The relatively large air voids found in specimens from Delft could be explained by the pumping mechanism. The paddles, exemplified in Figs. 2(c) and 2(d), rotate in order to collect the material from the reservoir and push it towards the rotor/stator. Due to the high viscosity of printable SHCCs, some air pockets might have been created during this stage. It is hypothesised that a coarse rotor/stator system (Delft) can transport these large air pockets as a whole, whereas a fine rotor/stator system (Eindhoven) might break these large air voids down into smaller voids. However, more research is needed to explore such differences in more detail.

5 Conclusions

  • The mechanical and physical properties of the specimens manufactured in the 3D printing facilities in Delft and Eindhoven were significantly different. In order to reduce these differences, standardization of printing methods and full understanding of printing variables is of crucial importance.

  • The mixing time and intensity have a strong influence on the quality of dough-like mixtures.

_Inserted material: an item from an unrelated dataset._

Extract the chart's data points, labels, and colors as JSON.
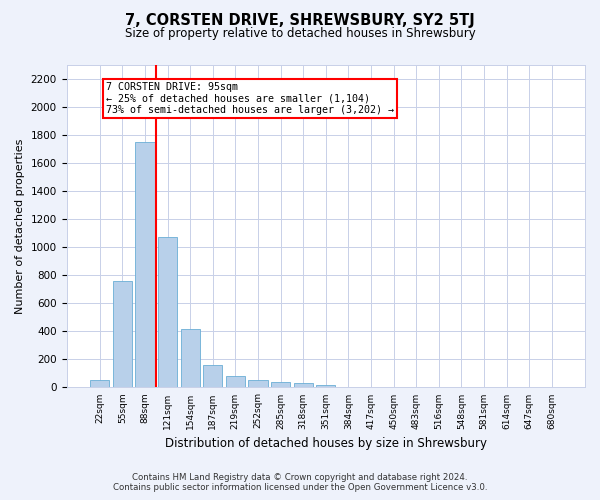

Longer mixing times introduce entrapment of air voids in the fresh state, which causes a reduction in mechanical properties.

  • Based on the collected data no significant differences were found in the mechanical results in relation to the temperature history of each object.

  • The total air content found in specimens mixed and printed at different 3D printing facilities may vary significantly. This turns out to have a considerable effect on the mechanical properties in the hardened state.